Joseph Kosuth

° 1945

Born in Toledo (Ohio) (United States), lives in New York (United States), lives in Rome (Italy).

Joseph Kosuth was born in 1945, in Toledo, Ohio. In 1965 Kosuth moved to New York to attend the School of Visual Arts; he would later join the faculty. In 1966, he worked closely on projects with private dealer and curator Seth Siegelaub, along with the artists Carl Andre, Robert Barry, Douglas Huebler, and Lawrence Weiner, in which what is now known as "Conceptual Art". In 1969 Kosuth held his first solo exhibition at Leo Castelli Gallery, New York and in the same year became the American editor of the journal Art and Language.

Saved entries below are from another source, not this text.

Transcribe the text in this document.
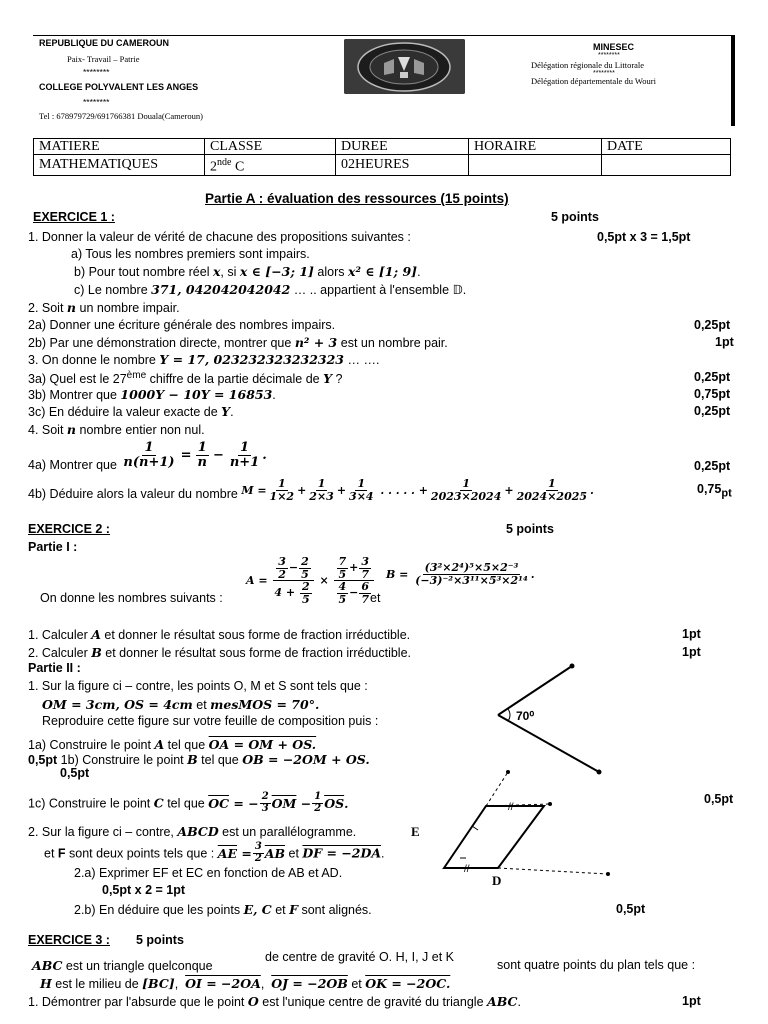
REPUBLIQUE DU CAMEROUN
Paix- Travail – Patrie
********
COLLEGE POLYVALENT LES ANGES
********
Tel : 678979729/691766381 Douala(Cameroun)
MINESEC
********
Délégation régionale du Littorale
********
Délégation départementale du Wouri
MATIERE	CLASSE	DUREE	HORAIRE	DATE
MATHEMATIQUES	2nde C	02HEURES		
Partie A : évaluation des ressources (15 points)
EXERCICE 1 :	5 points
1. Donner la valeur de vérité de chacune des propositions suivantes :	0,5pt x 3 = 1,5pt
a) Tous les nombres premiers sont impairs.
b) Pour tout nombre réel x, si x ∈ [−3; 1] alors x² ∈ [1; 9].
c) Le nombre 371, 042042042042 … .. appartient à l'ensemble 𝔻.
2. Soit n un nombre impair.
2a) Donner une écriture générale des nombres impairs.	0,25pt
2b) Par une démonstration directe, montrer que n² + 3 est un nombre pair.	1pt
3. On donne le nombre Y = 17, 023232323232323 … ….
3a) Quel est le 27ème chiffre de la partie décimale de Y ?	0,25pt
3b) Montrer que 1000Y − 10Y = 16853.	0,75pt
3c) En déduire la valeur exacte de Y.	0,25pt
4. Soit n nombre entier non nul.
4a) Montrer que $\frac{1}{n(n+1)} = \frac{1}{n} - \frac{1}{n+1}$ .
0,25pt
4b) Déduire alors la valeur du nombre $M = \frac{1}{1\times 2} + \frac{1}{2\times 3} + \frac{1}{3\times 4}$ . . . . . + $\frac{1}{2023\times 2024} + \frac{1}{2024\times 2025}$ .	$0,75_{pt}$
EXERCICE 2 :	5 points
Partie I :
On donne les nombres suivants :
$A = \frac{\frac{3}{2} - \frac{2}{5}}{4 + \frac{2}{5}} \times \frac{\frac{7}{5} + \frac{3}{7}}{\frac{4}{5} - \frac{6}{7}}$
et
$B = \frac{\text{(3²×2⁴)⁵×5×2⁻³}}{\text{(−3)⁻²×3¹¹×5³×2¹⁴}}$ .
1. Calculer A et donner le résultat sous forme de fraction irréductible.	1pt
2. Calculer B et donner le résultat sous forme de fraction irréductible.	1pt
Partie II :
1. Sur la figure ci – contre, les points O, M et S sont tels que :
OM = 3cm, OS = 4cm et mesMOS = 70°.
Reproduire cette figure sur votre feuille de composition puis :
1a) Construire le point A tel que OA = OM + OS.
0,5pt 1b) Construire le point B tel que OB = −2OM + OS.
0,5pt
1c) Construire le point C tel que $\overline{OC}$ = − $\frac{2}{3} \overline{OM} - \frac{1}{2} \overline{OS}$ .	0,5pt
2. Sur la figure ci – contre, ABCD est un parallélogramme.	E
et F sont deux points tels que : $\overline{AE} = \frac{3}{2} \overline{AB}$ et DF = −2DA.
2.a) Exprimer EF et EC en fonction de AB et AD.
0,5pt x 2 = 1pt
2.b) En déduire que les points E, C et F sont alignés.	0,5pt
70⁰
//
//
D
EXERCICE 3 : 5 points
de centre de gravité O. H, I, J et K
ABC est un triangle quelconque	sont quatre points du plan tels que :
H est le milieu de [BC],  OI = −2OA,  OJ = −2OB et OK = −2OC.
1. Démontrer par l'absurde que le point O est l'unique centre de gravité du triangle ABC.	1pt
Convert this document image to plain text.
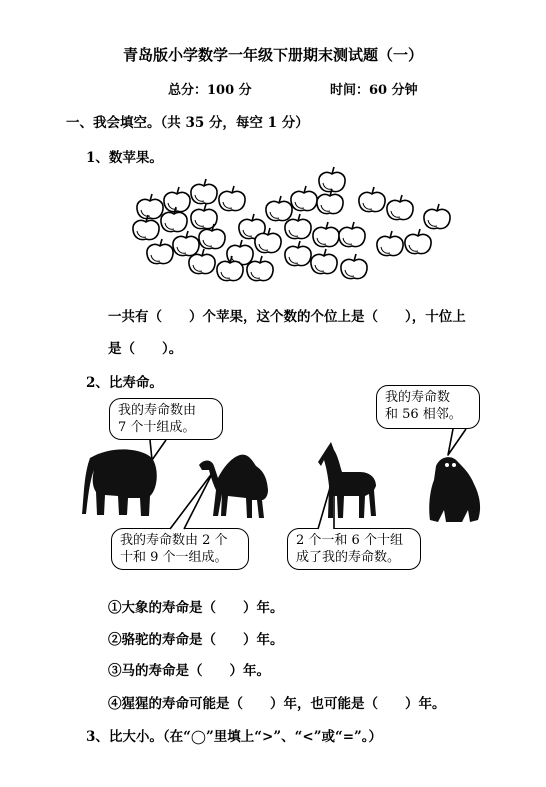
青岛版小学数学一年级下册期末测试题（一）
总分：100 分	时间：60 分钟
一、我会填空。（共 35 分，每空 1 分）
1、数苹果。
一共有（　　）个苹果，这个数的个位上是（　　），十位上
是（　　）。
2、比寿命。
我的寿命数由
7 个十组成。
我的寿命数
和 56 相邻。
我的寿命数由 2 个
十和 9 个一组成。
2 个一和 6 个十组
成了我的寿命数。
①大象的寿命是（　　）年。
②骆驼的寿命是（　　）年。
③马的寿命是（　　）年。
④猩猩的寿命可能是（　　）年，也可能是（　　）年。
3、比大小。（在“◯”里填上“>”、“<”或“=”。）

From 1971-1972 he studied anthropology and philosophy at the New School for Social Research, New York. The philosophy of Ludwig Wittgenstein, among others, influenced the development of his art from the late sixties to mid-seventies. Kosuth's work has consistently explored the production and role of language and meaning within art. His nearly forty year inquiry into the relation of language to art has taken the form of installations, museum exhibitions, public commissions and publications throughout Europe, the Americas and Asia, including Documenta V, VI, VII and IX (1972, 1978, 1982, 1992) and the Biennale di Venezia in 1976, 1993 and 1999. Most recently, he exhibited Il Linguaggio dell'Equilibrio / The Language of Equilibrium at the Monastic Headquarters of the Mekhitarian Order on the island of San Lazzaro degli Armeni, Venice. This was presented concurrently with the 2007 Biennale di Venezia.